I wanted to find a simple, veggie-packed soup recipe that didn’t require too many ingredients and landed on this one from Cookie & Kate (her farro + kale salad is one of our favorites!). We used kale instead of collard greens and served it with a small portion of brown rice. Highly recommend this if you like peanut-based recipes and want to make a thicker soup without adding cream!
My soft spot for cake is currently out in full force and this is the first thing I baked after starting our social distancing over two weeks ago. I found it because we hadn’t used our bundt cake pan in far too long given how much cabinet real estate it occupies, and because we had sour cream that was going to go bad within a couple days. We didn’t do the glaze and it was still great! I ate it as “bread” for breakfast (paired with strawberries) and with ice cream for dessert.

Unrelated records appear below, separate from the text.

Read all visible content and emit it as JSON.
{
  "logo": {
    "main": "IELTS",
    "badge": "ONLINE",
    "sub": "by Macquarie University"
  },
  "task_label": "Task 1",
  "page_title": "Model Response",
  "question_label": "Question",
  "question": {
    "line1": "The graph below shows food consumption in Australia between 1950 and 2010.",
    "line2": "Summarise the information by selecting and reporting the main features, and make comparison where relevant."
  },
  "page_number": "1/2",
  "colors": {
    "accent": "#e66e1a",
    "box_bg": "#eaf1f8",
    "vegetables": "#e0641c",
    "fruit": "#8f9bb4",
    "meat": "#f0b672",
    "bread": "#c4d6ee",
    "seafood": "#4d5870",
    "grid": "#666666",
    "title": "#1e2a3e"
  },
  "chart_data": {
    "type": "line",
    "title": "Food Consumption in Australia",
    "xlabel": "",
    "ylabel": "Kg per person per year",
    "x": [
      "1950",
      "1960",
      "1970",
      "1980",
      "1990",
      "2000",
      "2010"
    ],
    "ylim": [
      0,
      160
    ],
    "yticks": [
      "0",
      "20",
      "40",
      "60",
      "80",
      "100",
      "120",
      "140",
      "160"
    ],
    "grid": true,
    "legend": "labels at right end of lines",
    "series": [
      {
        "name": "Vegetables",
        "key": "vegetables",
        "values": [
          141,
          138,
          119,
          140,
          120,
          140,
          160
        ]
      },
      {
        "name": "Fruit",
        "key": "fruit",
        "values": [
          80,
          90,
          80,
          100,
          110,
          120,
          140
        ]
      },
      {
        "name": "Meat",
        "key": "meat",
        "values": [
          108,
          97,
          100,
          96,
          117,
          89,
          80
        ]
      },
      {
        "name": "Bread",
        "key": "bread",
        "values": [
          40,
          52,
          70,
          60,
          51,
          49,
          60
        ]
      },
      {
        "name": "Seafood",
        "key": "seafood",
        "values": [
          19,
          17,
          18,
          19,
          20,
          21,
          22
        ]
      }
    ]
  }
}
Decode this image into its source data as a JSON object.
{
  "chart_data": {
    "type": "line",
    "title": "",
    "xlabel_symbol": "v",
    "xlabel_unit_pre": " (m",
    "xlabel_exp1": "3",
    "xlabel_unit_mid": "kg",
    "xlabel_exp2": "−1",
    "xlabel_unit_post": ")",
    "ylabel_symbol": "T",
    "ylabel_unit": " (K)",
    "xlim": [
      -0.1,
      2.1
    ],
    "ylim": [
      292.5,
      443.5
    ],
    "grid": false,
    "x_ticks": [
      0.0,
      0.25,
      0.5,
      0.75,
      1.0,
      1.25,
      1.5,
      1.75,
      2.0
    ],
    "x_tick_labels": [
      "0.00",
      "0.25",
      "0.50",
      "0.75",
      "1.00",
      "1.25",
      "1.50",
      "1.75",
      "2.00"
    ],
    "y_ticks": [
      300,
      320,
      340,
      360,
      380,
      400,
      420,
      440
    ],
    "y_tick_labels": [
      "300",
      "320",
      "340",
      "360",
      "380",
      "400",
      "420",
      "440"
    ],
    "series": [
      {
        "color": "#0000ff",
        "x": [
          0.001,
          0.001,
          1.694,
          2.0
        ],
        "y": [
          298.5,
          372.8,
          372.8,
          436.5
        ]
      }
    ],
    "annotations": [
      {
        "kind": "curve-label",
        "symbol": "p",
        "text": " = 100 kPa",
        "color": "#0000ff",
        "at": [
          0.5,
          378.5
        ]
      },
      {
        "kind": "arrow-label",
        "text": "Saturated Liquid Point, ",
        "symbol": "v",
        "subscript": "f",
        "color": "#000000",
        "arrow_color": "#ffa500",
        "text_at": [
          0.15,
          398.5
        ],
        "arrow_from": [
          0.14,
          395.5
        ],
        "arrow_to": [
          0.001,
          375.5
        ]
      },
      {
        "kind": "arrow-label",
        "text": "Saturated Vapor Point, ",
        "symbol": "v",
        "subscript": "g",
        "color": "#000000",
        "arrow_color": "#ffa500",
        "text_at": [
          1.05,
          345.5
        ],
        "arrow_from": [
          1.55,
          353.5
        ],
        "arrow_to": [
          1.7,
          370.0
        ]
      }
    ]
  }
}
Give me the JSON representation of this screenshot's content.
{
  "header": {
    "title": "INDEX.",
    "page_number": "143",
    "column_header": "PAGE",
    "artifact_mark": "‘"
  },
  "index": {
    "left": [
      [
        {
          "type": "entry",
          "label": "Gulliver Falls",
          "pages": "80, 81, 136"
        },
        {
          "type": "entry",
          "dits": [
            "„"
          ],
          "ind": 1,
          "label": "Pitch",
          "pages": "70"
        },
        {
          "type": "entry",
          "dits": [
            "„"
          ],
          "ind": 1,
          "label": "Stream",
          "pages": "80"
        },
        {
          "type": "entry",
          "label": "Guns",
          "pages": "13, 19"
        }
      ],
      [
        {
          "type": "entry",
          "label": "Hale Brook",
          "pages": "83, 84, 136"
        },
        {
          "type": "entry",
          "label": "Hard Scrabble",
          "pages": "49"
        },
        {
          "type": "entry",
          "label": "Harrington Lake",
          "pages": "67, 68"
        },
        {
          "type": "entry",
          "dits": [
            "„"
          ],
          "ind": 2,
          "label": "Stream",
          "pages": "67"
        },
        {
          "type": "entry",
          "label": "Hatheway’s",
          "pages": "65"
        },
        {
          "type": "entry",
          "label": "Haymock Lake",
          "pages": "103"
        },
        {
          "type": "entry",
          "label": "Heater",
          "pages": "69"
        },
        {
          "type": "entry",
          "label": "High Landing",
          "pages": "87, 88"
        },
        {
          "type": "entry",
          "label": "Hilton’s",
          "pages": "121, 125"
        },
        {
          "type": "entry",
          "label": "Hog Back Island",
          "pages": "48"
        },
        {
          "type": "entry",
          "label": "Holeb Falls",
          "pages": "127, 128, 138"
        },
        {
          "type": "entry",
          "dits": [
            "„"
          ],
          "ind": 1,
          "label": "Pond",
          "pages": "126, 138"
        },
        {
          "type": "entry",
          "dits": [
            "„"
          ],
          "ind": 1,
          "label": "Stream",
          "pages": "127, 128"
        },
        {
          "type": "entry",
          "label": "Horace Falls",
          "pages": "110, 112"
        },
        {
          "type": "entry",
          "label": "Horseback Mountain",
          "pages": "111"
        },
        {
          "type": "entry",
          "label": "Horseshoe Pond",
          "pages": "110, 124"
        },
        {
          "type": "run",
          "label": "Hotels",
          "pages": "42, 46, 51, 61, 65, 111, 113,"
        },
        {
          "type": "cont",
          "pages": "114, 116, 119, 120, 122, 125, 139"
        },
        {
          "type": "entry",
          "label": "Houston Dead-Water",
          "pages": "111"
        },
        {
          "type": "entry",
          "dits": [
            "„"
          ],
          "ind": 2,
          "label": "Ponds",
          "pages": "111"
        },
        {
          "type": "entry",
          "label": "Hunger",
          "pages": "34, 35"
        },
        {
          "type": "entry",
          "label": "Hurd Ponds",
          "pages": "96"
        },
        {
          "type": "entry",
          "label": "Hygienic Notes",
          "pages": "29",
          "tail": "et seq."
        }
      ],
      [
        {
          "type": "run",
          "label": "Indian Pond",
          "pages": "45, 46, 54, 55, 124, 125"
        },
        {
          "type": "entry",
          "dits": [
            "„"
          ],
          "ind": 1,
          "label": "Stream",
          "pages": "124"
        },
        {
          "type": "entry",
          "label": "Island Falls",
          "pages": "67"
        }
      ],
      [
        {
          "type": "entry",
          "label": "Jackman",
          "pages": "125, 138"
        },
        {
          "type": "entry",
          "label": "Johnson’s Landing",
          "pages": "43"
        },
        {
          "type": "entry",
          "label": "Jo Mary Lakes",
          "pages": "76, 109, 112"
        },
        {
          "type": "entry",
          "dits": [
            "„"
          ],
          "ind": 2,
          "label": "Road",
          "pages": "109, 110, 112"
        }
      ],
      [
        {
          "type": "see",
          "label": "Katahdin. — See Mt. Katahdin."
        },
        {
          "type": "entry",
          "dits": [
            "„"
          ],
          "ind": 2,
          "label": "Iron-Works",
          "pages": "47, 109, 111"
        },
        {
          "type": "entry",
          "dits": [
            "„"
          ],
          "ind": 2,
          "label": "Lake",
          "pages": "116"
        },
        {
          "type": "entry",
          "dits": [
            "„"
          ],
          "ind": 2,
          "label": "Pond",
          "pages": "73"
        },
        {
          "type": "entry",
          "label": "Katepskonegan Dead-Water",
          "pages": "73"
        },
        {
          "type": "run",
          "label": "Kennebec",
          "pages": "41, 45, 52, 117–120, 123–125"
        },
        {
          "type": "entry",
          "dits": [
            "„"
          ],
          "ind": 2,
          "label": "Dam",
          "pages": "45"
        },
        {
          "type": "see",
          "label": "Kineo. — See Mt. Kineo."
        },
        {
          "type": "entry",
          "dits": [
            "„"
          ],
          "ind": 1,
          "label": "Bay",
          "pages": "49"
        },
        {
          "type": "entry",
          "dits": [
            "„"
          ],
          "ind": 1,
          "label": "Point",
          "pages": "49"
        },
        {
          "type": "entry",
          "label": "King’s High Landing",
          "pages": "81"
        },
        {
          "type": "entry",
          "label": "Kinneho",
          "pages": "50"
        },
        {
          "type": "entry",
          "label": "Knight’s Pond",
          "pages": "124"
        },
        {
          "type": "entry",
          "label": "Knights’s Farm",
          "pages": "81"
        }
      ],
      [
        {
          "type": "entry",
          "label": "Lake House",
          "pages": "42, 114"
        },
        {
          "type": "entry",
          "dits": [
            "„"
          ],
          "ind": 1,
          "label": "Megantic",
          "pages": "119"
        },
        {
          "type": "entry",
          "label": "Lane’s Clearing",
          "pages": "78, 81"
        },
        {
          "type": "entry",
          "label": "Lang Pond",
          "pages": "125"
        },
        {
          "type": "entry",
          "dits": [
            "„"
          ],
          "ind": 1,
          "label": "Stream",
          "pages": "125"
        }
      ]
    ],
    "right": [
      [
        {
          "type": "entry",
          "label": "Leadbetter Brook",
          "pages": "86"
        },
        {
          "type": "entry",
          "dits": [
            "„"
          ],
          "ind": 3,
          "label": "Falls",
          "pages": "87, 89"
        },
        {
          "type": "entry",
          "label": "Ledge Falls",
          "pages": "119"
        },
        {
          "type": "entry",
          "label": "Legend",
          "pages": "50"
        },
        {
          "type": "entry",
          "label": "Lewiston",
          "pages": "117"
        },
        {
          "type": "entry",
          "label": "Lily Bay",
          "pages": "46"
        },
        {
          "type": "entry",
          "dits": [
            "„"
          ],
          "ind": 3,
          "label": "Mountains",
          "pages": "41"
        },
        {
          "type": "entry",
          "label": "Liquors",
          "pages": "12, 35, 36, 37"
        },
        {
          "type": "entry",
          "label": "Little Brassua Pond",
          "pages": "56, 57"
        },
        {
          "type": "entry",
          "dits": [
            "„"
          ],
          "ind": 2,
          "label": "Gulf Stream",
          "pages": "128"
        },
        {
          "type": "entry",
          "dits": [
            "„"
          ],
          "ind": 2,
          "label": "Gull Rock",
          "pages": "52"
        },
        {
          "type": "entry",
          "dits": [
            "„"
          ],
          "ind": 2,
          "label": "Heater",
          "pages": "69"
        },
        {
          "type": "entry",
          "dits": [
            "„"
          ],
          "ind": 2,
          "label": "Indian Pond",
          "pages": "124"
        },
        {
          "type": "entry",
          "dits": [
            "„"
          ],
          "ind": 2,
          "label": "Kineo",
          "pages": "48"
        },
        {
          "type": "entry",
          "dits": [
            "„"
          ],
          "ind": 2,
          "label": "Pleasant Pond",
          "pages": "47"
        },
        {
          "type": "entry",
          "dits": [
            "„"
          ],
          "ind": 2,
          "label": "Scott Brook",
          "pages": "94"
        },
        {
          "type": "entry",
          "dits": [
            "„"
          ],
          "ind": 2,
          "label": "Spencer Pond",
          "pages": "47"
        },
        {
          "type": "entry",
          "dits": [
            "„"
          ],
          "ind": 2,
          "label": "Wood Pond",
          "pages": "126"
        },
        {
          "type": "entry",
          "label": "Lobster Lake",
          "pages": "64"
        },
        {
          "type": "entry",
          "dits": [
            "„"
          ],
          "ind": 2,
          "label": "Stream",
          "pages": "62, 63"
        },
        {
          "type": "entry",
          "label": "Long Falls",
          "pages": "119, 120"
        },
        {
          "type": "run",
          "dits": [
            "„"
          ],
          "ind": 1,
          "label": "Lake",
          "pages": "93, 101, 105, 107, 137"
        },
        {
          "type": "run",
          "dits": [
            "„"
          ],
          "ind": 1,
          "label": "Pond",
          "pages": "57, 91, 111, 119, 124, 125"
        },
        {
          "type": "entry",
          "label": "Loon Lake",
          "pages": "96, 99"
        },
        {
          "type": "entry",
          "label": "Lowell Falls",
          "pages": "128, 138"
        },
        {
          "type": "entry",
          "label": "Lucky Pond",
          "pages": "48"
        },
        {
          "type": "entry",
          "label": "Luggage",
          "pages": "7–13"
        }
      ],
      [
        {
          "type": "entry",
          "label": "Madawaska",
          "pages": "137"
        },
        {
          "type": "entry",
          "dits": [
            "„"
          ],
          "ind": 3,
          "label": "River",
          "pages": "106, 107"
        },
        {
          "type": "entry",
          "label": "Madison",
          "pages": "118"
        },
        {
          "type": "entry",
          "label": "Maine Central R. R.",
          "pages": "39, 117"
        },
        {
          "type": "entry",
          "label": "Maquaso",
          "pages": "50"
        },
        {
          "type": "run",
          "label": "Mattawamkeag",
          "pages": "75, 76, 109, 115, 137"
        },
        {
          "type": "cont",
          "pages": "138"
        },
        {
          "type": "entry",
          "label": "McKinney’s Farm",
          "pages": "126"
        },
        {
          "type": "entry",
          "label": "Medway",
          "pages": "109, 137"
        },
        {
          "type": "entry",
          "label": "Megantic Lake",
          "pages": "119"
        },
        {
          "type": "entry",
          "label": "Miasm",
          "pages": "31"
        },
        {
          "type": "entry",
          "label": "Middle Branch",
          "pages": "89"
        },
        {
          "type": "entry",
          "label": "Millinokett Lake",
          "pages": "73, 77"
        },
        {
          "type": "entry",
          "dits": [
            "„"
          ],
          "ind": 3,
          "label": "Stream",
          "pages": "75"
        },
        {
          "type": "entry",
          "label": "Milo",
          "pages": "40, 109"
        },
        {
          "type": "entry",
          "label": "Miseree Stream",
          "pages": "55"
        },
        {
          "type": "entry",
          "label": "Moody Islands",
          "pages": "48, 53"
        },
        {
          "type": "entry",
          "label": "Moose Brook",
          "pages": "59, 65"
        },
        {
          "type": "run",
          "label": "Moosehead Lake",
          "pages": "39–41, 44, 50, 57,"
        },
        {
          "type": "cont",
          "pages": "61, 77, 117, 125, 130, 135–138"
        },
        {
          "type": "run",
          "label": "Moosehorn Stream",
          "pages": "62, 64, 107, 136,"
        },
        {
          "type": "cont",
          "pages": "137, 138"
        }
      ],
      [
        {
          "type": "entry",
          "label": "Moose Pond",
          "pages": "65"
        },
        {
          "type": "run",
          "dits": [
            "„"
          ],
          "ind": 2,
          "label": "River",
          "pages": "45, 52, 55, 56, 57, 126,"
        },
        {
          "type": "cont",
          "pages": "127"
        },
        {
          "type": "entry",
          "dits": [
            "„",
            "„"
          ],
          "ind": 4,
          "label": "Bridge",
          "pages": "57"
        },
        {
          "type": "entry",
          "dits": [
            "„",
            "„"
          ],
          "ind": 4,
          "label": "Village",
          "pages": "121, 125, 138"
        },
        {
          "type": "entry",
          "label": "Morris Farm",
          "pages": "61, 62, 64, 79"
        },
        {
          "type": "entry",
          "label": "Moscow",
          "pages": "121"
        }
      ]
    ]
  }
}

We had an Instant Pot steel cut oats recipe that we used consistently but somehow misplaced it and realized we’d never saved it in Paprika or anywhere else! It included a step to toast your oats on the stove before putting them into the pressure cooker, and while it meant dirtying another thing and a few extra minutes, I loved that it brought out the nutty flavor of the oats. Anyway, with those instructions MIA, we were looking for another Instant Pot steel cut recipe and came across this one. Erin’s recipes are easy to follow and this is foolproof! I’d recommend making a large batch at the beginning of the week…we’ll eat it for breakfast and add toppings like cinnamon, granola, honey, coconut flakes, and cut fruit.